La Rioja Baja
Tu visita a Calahorra puede ir mucho más allá de sus calles históricas, museos y gastronomía. La ciudad es, además, la puerta de entrada perfecta para recorrer La Rioja Baja, una comarca llena de pequeños pueblos con encanto, rodeados de viñedos, paisajes singulares y un valioso patrimonio cultural.

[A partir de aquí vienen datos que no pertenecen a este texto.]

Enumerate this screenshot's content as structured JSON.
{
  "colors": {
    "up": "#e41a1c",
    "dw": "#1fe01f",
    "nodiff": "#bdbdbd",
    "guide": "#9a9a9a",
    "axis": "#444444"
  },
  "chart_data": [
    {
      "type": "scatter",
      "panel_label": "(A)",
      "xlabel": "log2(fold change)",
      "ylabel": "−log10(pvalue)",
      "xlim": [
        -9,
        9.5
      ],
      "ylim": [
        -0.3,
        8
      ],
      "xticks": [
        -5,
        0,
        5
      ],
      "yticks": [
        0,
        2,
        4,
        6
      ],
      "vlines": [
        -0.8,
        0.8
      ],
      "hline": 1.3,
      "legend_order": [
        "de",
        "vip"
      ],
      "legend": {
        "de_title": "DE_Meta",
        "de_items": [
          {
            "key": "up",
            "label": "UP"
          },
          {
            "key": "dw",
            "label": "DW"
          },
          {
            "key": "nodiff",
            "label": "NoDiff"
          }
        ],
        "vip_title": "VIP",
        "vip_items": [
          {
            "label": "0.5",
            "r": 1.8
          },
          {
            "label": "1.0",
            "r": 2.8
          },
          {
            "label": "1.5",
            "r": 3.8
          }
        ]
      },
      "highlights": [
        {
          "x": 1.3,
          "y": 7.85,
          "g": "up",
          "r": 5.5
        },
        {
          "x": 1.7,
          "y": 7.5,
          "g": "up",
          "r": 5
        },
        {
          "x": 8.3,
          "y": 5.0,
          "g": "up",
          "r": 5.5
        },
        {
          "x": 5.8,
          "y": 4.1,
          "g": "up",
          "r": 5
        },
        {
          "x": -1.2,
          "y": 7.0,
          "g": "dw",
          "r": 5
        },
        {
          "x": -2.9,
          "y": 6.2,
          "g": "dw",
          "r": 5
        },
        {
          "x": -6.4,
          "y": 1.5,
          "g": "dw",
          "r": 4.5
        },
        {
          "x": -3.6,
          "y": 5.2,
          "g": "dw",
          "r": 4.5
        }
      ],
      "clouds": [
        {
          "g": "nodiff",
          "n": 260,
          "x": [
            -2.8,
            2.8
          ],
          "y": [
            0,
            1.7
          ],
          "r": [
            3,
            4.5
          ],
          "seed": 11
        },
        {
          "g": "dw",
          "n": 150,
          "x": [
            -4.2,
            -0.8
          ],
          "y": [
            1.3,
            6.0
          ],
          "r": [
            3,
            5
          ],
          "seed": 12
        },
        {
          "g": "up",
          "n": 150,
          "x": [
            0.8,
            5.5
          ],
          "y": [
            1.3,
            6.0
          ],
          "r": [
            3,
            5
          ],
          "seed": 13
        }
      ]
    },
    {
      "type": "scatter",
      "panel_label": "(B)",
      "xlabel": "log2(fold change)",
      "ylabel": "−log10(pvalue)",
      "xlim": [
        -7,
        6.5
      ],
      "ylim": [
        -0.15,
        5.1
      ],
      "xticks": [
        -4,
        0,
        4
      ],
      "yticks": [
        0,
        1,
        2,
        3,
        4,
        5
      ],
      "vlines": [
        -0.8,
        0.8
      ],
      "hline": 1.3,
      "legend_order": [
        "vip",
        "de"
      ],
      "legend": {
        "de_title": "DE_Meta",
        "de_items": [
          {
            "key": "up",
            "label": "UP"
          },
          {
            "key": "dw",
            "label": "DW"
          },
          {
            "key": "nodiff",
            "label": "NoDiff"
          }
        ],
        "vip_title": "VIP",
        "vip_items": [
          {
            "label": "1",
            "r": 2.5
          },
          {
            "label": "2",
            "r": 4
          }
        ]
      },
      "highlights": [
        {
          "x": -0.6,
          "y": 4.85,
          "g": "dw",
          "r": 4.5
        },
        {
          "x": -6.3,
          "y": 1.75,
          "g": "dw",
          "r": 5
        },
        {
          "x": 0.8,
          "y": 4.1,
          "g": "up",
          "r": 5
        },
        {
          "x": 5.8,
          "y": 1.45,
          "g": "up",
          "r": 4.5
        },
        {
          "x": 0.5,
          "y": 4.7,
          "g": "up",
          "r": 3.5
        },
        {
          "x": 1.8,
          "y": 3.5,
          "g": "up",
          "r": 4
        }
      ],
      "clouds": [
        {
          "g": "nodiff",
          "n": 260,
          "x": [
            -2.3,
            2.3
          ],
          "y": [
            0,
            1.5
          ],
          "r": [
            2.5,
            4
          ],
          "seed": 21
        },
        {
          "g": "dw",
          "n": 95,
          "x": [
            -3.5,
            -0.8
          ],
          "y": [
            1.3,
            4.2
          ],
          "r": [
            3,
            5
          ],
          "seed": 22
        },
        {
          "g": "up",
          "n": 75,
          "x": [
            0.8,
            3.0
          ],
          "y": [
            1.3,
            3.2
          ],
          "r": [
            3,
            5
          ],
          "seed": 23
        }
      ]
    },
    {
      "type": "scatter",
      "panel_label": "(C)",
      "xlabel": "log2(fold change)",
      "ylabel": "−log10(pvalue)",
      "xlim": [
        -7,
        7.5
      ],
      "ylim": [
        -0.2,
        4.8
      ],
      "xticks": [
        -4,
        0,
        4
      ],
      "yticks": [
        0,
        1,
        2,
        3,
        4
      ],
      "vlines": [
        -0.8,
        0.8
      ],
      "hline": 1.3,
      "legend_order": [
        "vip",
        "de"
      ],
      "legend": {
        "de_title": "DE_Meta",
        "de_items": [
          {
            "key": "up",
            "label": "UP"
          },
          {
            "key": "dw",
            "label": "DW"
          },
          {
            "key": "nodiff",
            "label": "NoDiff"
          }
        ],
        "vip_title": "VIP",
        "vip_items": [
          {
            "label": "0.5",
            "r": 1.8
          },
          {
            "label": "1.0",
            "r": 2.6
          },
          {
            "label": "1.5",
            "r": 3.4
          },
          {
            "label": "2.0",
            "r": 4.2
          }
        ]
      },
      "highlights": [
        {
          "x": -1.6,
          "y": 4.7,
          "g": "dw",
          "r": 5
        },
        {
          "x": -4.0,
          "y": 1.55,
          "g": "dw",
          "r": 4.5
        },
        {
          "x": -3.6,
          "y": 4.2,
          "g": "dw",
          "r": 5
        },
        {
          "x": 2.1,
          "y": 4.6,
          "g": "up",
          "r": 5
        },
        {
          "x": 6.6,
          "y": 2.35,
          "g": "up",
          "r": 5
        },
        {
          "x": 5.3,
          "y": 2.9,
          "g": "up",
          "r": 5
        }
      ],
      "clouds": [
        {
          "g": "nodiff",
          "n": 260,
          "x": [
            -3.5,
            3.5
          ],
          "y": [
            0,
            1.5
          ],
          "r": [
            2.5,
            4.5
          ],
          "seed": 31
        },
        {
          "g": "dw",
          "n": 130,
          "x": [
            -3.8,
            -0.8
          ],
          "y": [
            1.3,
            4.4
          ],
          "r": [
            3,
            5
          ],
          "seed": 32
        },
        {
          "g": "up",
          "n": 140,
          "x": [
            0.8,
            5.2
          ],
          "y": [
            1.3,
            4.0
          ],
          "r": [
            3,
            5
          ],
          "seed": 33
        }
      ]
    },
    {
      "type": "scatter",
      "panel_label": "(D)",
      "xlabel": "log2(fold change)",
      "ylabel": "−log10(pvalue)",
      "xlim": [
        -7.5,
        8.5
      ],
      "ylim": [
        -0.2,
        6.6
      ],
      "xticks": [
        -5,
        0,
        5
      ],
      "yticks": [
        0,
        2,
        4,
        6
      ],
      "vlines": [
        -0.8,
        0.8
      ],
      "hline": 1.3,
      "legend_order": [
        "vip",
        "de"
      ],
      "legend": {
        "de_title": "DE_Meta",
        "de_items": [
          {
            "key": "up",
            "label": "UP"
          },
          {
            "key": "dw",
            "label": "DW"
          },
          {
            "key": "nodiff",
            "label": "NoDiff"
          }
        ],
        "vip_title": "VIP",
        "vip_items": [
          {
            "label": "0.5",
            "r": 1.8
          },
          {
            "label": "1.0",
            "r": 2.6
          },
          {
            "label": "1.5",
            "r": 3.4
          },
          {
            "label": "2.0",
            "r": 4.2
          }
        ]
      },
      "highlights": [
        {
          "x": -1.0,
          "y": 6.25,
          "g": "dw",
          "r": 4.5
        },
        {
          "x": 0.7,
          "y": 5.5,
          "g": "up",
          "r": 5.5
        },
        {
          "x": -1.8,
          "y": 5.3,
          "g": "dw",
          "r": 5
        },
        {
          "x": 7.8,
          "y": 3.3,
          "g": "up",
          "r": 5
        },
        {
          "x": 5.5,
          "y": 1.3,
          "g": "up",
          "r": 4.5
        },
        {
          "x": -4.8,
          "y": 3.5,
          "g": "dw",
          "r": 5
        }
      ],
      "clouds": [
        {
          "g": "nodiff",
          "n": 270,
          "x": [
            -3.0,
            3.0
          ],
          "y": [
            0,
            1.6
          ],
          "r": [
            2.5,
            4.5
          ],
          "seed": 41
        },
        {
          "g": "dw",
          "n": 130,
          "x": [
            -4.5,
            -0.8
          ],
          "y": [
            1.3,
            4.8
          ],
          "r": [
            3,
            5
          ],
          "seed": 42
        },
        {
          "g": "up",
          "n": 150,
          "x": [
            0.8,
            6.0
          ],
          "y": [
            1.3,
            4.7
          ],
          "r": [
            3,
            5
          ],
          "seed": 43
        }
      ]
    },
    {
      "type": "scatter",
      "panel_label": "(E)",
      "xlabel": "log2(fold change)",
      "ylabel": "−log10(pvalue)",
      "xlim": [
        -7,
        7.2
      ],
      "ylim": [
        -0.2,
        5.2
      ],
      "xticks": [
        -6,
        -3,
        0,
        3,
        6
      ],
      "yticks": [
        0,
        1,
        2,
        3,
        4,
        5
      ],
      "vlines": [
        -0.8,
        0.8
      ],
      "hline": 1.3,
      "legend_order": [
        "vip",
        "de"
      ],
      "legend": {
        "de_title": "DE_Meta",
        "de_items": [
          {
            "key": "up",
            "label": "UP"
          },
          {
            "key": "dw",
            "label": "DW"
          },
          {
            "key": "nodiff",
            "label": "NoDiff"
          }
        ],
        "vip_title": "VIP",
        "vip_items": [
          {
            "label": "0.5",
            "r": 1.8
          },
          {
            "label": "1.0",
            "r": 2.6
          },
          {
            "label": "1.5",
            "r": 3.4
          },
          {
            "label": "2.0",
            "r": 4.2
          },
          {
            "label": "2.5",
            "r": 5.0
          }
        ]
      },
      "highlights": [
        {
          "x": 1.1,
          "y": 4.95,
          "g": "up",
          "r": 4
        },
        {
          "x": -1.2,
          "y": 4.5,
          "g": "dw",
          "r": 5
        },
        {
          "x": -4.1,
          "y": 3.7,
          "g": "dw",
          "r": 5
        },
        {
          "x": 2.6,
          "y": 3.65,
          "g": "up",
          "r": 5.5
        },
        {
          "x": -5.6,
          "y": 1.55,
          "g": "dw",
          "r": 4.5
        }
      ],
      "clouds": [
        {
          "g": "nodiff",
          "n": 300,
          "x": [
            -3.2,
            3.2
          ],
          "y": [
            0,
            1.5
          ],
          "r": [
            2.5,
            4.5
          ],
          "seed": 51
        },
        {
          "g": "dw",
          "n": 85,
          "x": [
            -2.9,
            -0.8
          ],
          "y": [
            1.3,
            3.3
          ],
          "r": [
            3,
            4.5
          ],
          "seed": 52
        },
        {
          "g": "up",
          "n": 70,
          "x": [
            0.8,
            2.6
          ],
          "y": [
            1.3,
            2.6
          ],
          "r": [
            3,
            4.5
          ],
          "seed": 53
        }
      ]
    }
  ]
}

A pocos kilómetros de Calahorra se extienden bonitos pueblos que se convierten en el complemento perfecto para tu escapada. Son destinos llenos de historia, tradición y paisajes que invitan a descubrir sus rincones más emblemáticos y a vivir experiencias únicas. Porque visitar Calahorra es también abrir la puerta a todo lo que La Rioja Baja ofrece a su alrededor.
Igea
Situado en el sureste de La Rioja, Igea es un pequeño municipio cargado de historia, patrimonio natural y riqueza paleontológica. Rodeado por paisajes agrestes y montañas suaves, ofrece al visitante la oportunidad de sumergirse en un entorno tranquilo donde el pasado y la naturaleza conviven en armonía. Destaca por su valioso legado fósil, con numerosos yacimientos que lo convierten en un referente del turismo científico en la región. Además, su patrimonio histórico-artístico, como el Palacio del Marqués de Casa Torre o la iglesia parroquial de la Asunción, reflejan la importancia que tuvo en siglos pasados. Pasear por sus calles es viajar en el tiempo, descubrir huellas de dinosaurios y disfrutar del encanto rural riojano.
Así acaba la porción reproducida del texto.